Di era sekarang, dimana kemajuan teknologi semakin pesat – apalagi dengan kondisi masa pandemi yang akhirnya memaksa dunia nyata untuk semakin memperkuat teknologinya, terutama di bidang digital atau internet. Hal ini dengan cepat dimanfaatkan industri rokok untuk memanipulasi dengan iklan atau ide kreatifnya. Sepintas kaum muda merasa mendapat dukungan melakukan kegiatan-kegiatan positif dan kreatif, namun sesungguhnya mereka dimasukkan tentang “asyiknya” produk rokok ke alam bawah sadarnya. Kaum muda tidak hanya remaja atau dewasa muda, bahkan berdasarkan data yang di peroleh anak-anak di bawah umur (setingkat SD – SMP) telah merokok. Dalam Webinar Workshop HTTS 2020 kami menyaksikan film pendek. Di dalam film tersebut terdapat anak-anak dalam suatu majelis tidak jelas berkumpul di suatu tempat sambil merokok. Gaya mereka ala santri, tapi gayanya terlihat meniru orang dewasa. Lokasi dan pembuat film pendek tersebut tidak dijelaskan.

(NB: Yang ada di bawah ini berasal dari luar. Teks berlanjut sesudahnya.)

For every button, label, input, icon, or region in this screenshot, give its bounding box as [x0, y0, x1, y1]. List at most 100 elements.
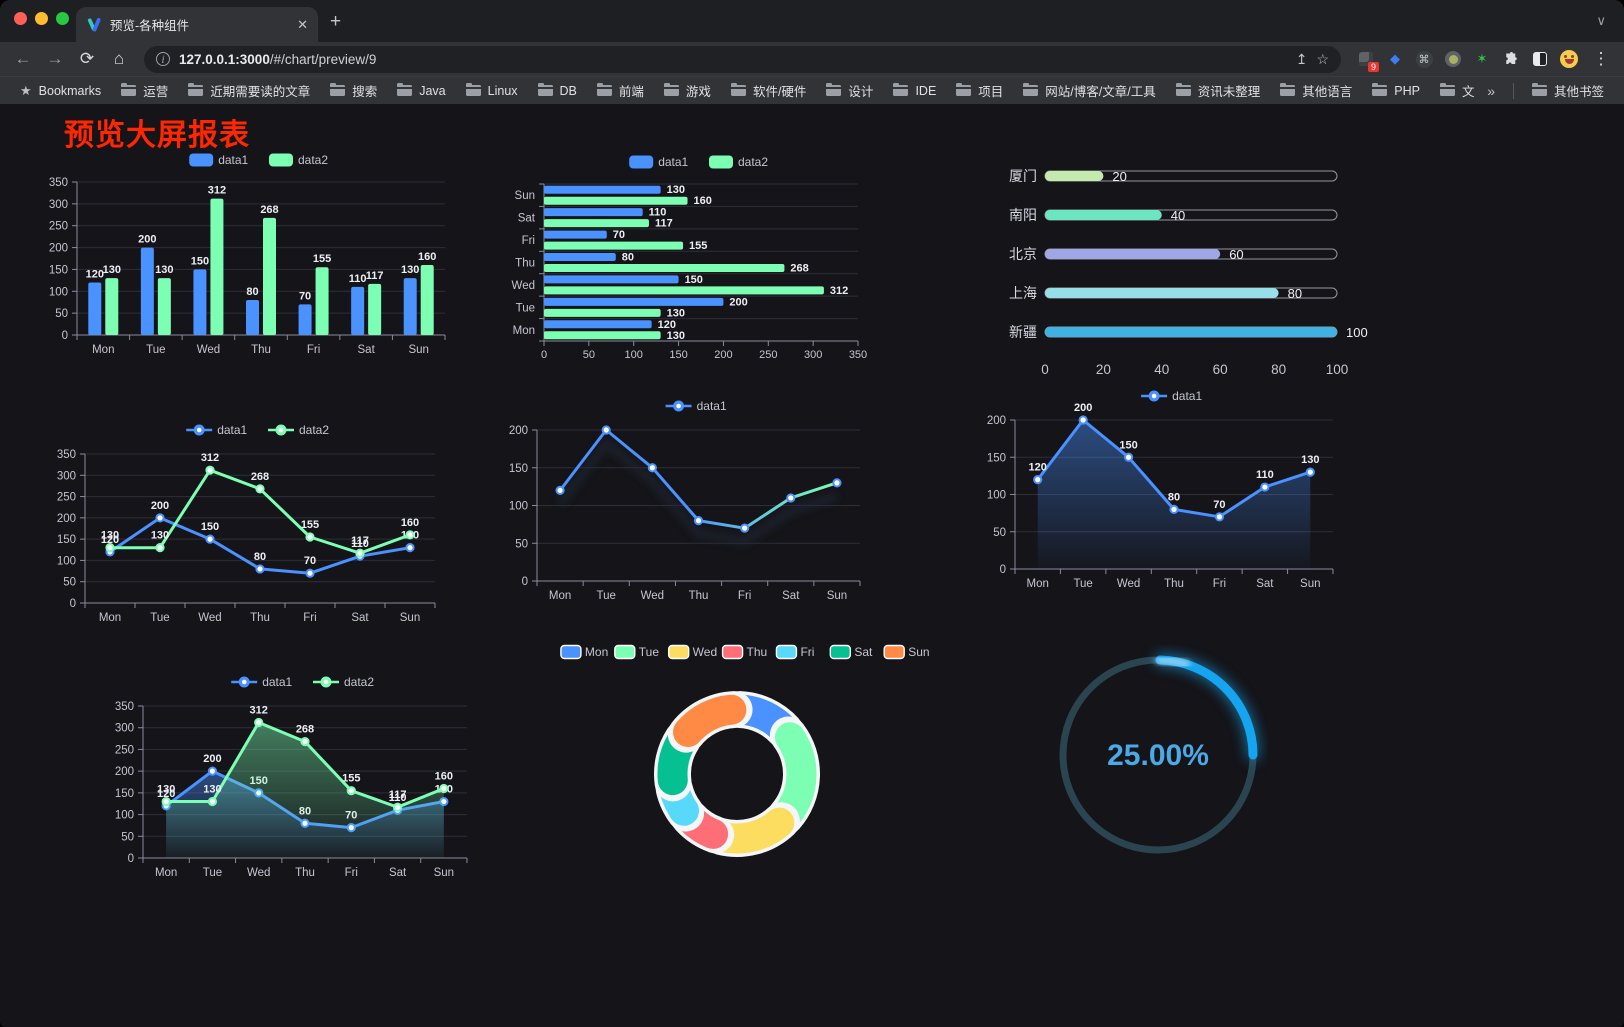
zoom-window-button[interactable]	[56, 12, 69, 25]
svg-text:Fri: Fri	[800, 645, 814, 659]
svg-text:100: 100	[509, 501, 528, 513]
bookmark-item[interactable]: 资讯未整理	[1168, 78, 1269, 103]
svg-text:117: 117	[351, 535, 369, 547]
minimize-window-button[interactable]	[35, 12, 48, 25]
share-icon[interactable]: ↥	[1295, 50, 1308, 67]
svg-text:Wed: Wed	[693, 645, 717, 659]
address-bar[interactable]: i 127.0.0.1:3000/#/chart/preview/9 ↥ ☆	[144, 45, 1341, 73]
folder-icon	[330, 82, 346, 96]
folder-icon	[1175, 82, 1191, 96]
progress-bar-list-chart[interactable]: 厦门 20 南阳 40 北京 60 上海 80 新疆 100 0 20 40 60 80 100	[985, 152, 1385, 390]
svg-text:Wed: Wed	[197, 344, 220, 356]
svg-text:Wed: Wed	[247, 867, 270, 879]
bookmark-item[interactable]: 其他语言	[1272, 78, 1360, 103]
svg-text:Wed: Wed	[1117, 578, 1140, 590]
folder-icon	[956, 82, 972, 96]
bookmark-item[interactable]: Java	[389, 81, 453, 101]
bookmarks-bar: ★ Bookmarks 运营 近期需要读的文章 搜索 Java Linux DB 前端 游戏 软件/…	[0, 76, 1624, 104]
star-extension-icon[interactable]: ✶	[1476, 51, 1488, 66]
svg-text:Sat: Sat	[854, 645, 873, 659]
svg-text:350: 350	[115, 701, 134, 713]
folder-icon	[663, 82, 679, 96]
svg-text:0: 0	[1041, 362, 1049, 377]
svg-text:50: 50	[121, 831, 134, 843]
bookmark-item[interactable]: Linux	[458, 81, 526, 101]
two-series-line-chart[interactable]: 0 50 100 150 200 250 300 350 Mon Tue Wed Thu Fri Sat S…	[40, 418, 460, 635]
bookmark-item[interactable]: 运营	[113, 78, 176, 103]
bookmarks-list: ★ Bookmarks 运营 近期需要读的文章 搜索 Java Linux DB 前端 游戏 软件/…	[12, 78, 1475, 103]
folder-icon	[893, 82, 909, 96]
bookmark-item[interactable]: 项目	[948, 78, 1011, 103]
url-text[interactable]: 127.0.0.1:3000/#/chart/preview/9	[179, 52, 376, 67]
profile-avatar-icon[interactable]	[1560, 50, 1578, 68]
svg-text:130: 130	[155, 264, 173, 276]
dark-mode-extension-icon[interactable]	[1531, 50, 1549, 68]
svg-text:Thu: Thu	[251, 344, 271, 356]
svg-text:Wed: Wed	[512, 280, 535, 292]
svg-text:80: 80	[1271, 362, 1286, 377]
dot-extension-icon[interactable]	[1444, 50, 1462, 68]
svg-text:150: 150	[115, 788, 134, 800]
bookmark-item[interactable]: 搜索	[322, 78, 385, 103]
bookmark-item[interactable]: ★ Bookmarks	[20, 82, 102, 98]
menu-icon[interactable]: ⋮	[1592, 49, 1610, 68]
folder-icon	[1439, 82, 1455, 96]
bookmarks-overflow-icon[interactable]: »	[1487, 82, 1495, 99]
svg-text:Tue: Tue	[203, 867, 222, 879]
bookmark-item[interactable]: 游戏	[656, 78, 719, 103]
home-button[interactable]: ⌂	[113, 49, 125, 68]
reload-button[interactable]: ⟳	[79, 49, 95, 68]
svg-text:100: 100	[1326, 362, 1349, 377]
svg-text:Sun: Sun	[434, 867, 454, 879]
svg-text:130: 130	[103, 264, 121, 276]
bookmark-item[interactable]: 设计	[818, 78, 881, 103]
svg-text:Tue: Tue	[639, 645, 660, 659]
svg-text:data1: data1	[217, 423, 247, 437]
bookmark-item[interactable]: 近期需要读的文章	[180, 78, 318, 103]
svg-text:25.00%: 25.00%	[1107, 739, 1209, 772]
horizontal-grouped-bar-chart[interactable]: 0 50 100 150 200 250 300 350 Sun Sat Fri Thu Wed Tue M…	[498, 150, 890, 367]
bookmark-item[interactable]: DB	[530, 81, 585, 101]
other-bookmarks-button[interactable]: 其他书签	[1524, 78, 1612, 103]
tab-close-icon[interactable]: ✕	[297, 16, 308, 32]
svg-text:200: 200	[57, 513, 76, 525]
bookmark-star-icon[interactable]: ☆	[1316, 50, 1329, 67]
folder-icon	[730, 82, 746, 96]
svg-text:Mon: Mon	[155, 867, 177, 879]
new-tab-button[interactable]: +	[330, 11, 342, 32]
donut-pie-chart[interactable]: Mon Tue Wed Thu Fri Sat Sun	[545, 634, 945, 892]
svg-text:Tue: Tue	[597, 590, 616, 602]
single-area-line-chart[interactable]: 0 50 100 150 200 Mon Tue Wed Thu Fri Sat Sun 120 200 1…	[975, 384, 1355, 599]
blocker-extension-icon[interactable]: 9	[1357, 50, 1379, 72]
svg-text:Wed: Wed	[641, 590, 664, 602]
folder-icon	[1280, 82, 1296, 96]
back-button[interactable]: ←	[14, 49, 32, 68]
bookmark-item[interactable]: PHP	[1364, 81, 1428, 101]
site-info-icon[interactable]: i	[156, 52, 170, 66]
command-extension-icon[interactable]: ⌘	[1415, 50, 1433, 68]
forward-button[interactable]: →	[46, 49, 64, 68]
svg-text:100: 100	[57, 555, 76, 567]
svg-text:155: 155	[342, 773, 360, 785]
circular-progress-gauge[interactable]: 25.00%	[1048, 645, 1268, 865]
bookmark-item[interactable]: 文件服务器	[1432, 78, 1475, 103]
vertical-grouped-bar-chart[interactable]: 0 50 100 150 200 250 300 350 Mon Tue Wed Thu Fri Sat S…	[35, 148, 465, 365]
puzzle-extension-icon[interactable]	[1502, 50, 1520, 68]
bookmark-item[interactable]: IDE	[885, 81, 944, 101]
bookmark-item[interactable]: 前端	[589, 78, 652, 103]
bookmark-item[interactable]: 网站/博客/文章/工具	[1015, 78, 1163, 103]
svg-text:80: 80	[246, 286, 258, 298]
two-series-area-line-chart[interactable]: 0 50 100 150 200 250 300 350 Mon Tue Wed Thu Fri Sat S…	[95, 670, 495, 888]
svg-text:130: 130	[157, 784, 175, 796]
gradient-line-chart[interactable]: 0 50 100 150 200 Mon Tue Wed Thu Fri Sat Sun data1	[495, 394, 885, 613]
svg-text:60: 60	[1213, 362, 1228, 377]
close-window-button[interactable]	[14, 12, 27, 25]
browser-tab[interactable]: 预览-各种组件 ✕	[76, 7, 318, 42]
bookmark-item[interactable]: 软件/硬件	[723, 78, 814, 103]
folder-icon	[596, 82, 612, 96]
folder-icon	[397, 82, 413, 96]
svg-text:Sat: Sat	[1256, 578, 1274, 590]
lamp-extension-icon[interactable]: ◆	[1390, 51, 1400, 66]
tab-search-chevron-icon[interactable]: ∨	[1596, 13, 1606, 28]
svg-text:100: 100	[49, 286, 68, 298]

Namun jelas bahwa film tersebut memberikan informasi betapa sudah parahnya generasi Indonesia yang sudah menikmati rokok di usia muda.

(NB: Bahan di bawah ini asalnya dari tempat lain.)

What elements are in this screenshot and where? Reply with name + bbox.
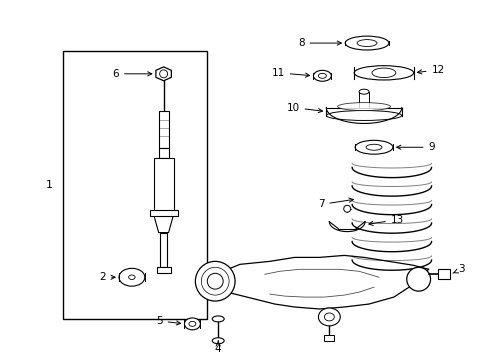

Dengan larangan tidak diperbolehkan menampakkan produksi rokok atau kata-kata ajakan merokok, kini industri rokok justru mengeluarkan aneka jurus mengajak kaum muda agar semangat, kreatif, kerjasama dan lainnya. Tidak hanya di media internet , namun juga di acara musik, olah raga, theater, dan aneka kegiatan kreatif lainnya. Di acara tersebut industri rokok melakukan branding secara serius dan halus. Oleh karenanya diharapkan kita sebagai masyarakat yang gemar menyaksikan atau terlibat di aneka kegiatan, usahakan tidak menggunakan industri rokok sebagai sponsor. Untuk saya pribadi, sesungguhnya saya jijik melihat iklan rokok atau kotak bungkus rokok. Hal ini disebabkan oleh foto-foto penyakit atau bagian tubuh yang rusak akibat dampak merokok. Foto-foto yang terdapat dalam bungkus atau beberapa poster rokok. Bahkan di minimarket atau cafe, jika saya melihat foto-foto menjijikkan tersebut, maka tidak segan saya batal transaksi di minimarket atau cafe itu.
Selain itu, dengan maraknya media social, maka banyak influencer yang menjadi pengiklan produk rokok. Alangkah baiknya jika kita yang pastinya juga dirugikan dengan produk rokok melakukan kampanye secara gencar tentang pentingnya hidup sehat. Dengan bergaya hidup sehat maka influencer akan menyatakan bahwa salah satu cara hidup sehat adalah menghindari rokok. Biasanya untuk hal ini influencer yang bergaya hidup sehat akan senang diminta untuk menyampaikan kampanye ini.